打つ・撃つ・討つの意味の違い

今回は「打つ」「撃つ」「討つ」の3つの同訓異字について考えてみましょう。それぞれ漢字から言葉のイメージがしやすい言葉かもしれませんが、漢字によって比ゆ的な表現として使われているものもあります。今回はそれぞれの「うつ」についての詳しい使い方を解説します。

「打つ」の意味

まず初めに多くの意味を持つ「打つ」について説明します。「物を他に激しい勢いで(瞬間的に)当てる。ぶつける。殴る。

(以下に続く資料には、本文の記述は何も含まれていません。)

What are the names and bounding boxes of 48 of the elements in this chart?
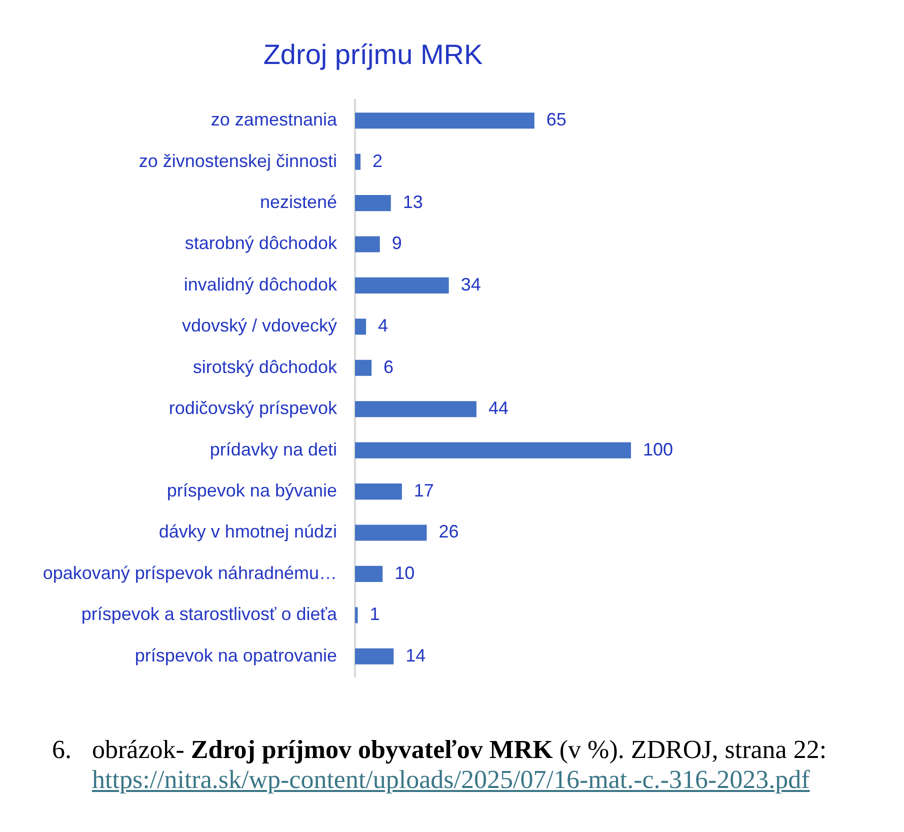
- bar: [355, 277, 449, 294]
- y-tick-label: príspevok a starostlivosť o dieťa: [81, 604, 338, 624]
- y-tick-label: prídavky na deti: [210, 439, 337, 460]
- data-label: 2: [372, 150, 383, 171]
- y-tick-label: zo živnostenskej činnosti: [138, 150, 337, 171]
- bar: [355, 484, 402, 500]
- y-tick-label: opakovaný príspevok náhradnému…: [42, 562, 337, 583]
- y-tick-label: rodičovský príspevok: [168, 398, 338, 418]
- text: obrázok-: [92, 735, 184, 764]
- bar: [355, 524, 427, 541]
- bar: [355, 112, 534, 129]
- y-tick-label: vdovský / vdovecký: [182, 316, 337, 336]
- data-label: 1: [370, 604, 380, 624]
- data-label: 65: [546, 110, 566, 130]
- y-tick-label: sirotský dôchodok: [192, 356, 338, 377]
- data-label: 9: [392, 233, 402, 254]
- data-label: 44: [488, 398, 508, 418]
- bar: [355, 566, 383, 582]
- y-tick-label: dávky v hmotnej núdzi: [158, 522, 337, 542]
- y-tick-label: nezistené: [260, 192, 337, 212]
- bar: [355, 318, 366, 335]
- bar: [355, 360, 372, 376]
- y-tick-label: príspevok na bývanie: [166, 480, 337, 501]
- text: https://nitra.sk/wp-content/uploads/2025/07/16-mat.-c.-316-2023.pdf: [92, 765, 811, 795]
- data-label: 26: [438, 522, 459, 542]
- text: Zdroj príjmov obyvateľov MRK: [190, 735, 553, 764]
- bar: [355, 236, 380, 252]
- y-tick-label: starobný dôchodok: [184, 233, 338, 254]
- chart-title: Zdroj príjmu MRK: [263, 38, 483, 72]
- y-tick-label: zo zamestnania: [210, 110, 338, 130]
- data-label: 6: [384, 356, 394, 377]
- data-label: 4: [378, 316, 388, 336]
- data-label: 100: [643, 439, 674, 460]
- text: (v %). ZDROJ, strana 22:: [559, 735, 827, 764]
- bar: [355, 648, 394, 664]
- bar: [355, 442, 631, 458]
- bar: [355, 607, 358, 624]
- bar: [355, 401, 476, 418]
- bar: [355, 154, 361, 170]
- text: 6.: [52, 735, 72, 766]
- y-tick-label: príspevok na opatrovanie: [134, 645, 337, 666]
- y-tick-label: invalidný dôchodok: [184, 274, 338, 294]
- data-label: 10: [394, 562, 415, 583]
- data-label: 17: [414, 480, 434, 501]
- data-label: 14: [406, 645, 426, 666]
- bar: [355, 195, 391, 212]
- data-label: 13: [402, 192, 423, 212]
- data-label: 34: [460, 274, 481, 294]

たたく」が直接的な意味として挙げられます。その他に「比ゆ的に強い力・刺激を及ぼす」「ぶつける・殴る・たたくに似た動作で仕事などをする」と大きく分けて3つの意味があります。

「撃つ」の意味

次に「撃つ」の意味を説明します。「撃つ」とは「当てようと(遠くに)投げまたは飛ばす」「獲物・敵をうち倒す」などの意味があります。ただし、昔の合戦の場合などは敵をうち倒す場合「討つ」を使用することもあります。射撃・攻撃に関する場合は「撃つ」が一般的です。

「討つ」の意味

最後に「討つ」の意味について説明します。「撃つ」の説明でも少し触れましたが、「討つ」とは「(特に昔の合戦の場合において)敵する者を攻める」とあります。討伐という意味合いもある言葉ですが、歴史の授業などで聞き覚えのある方も多いのではないでしょうか。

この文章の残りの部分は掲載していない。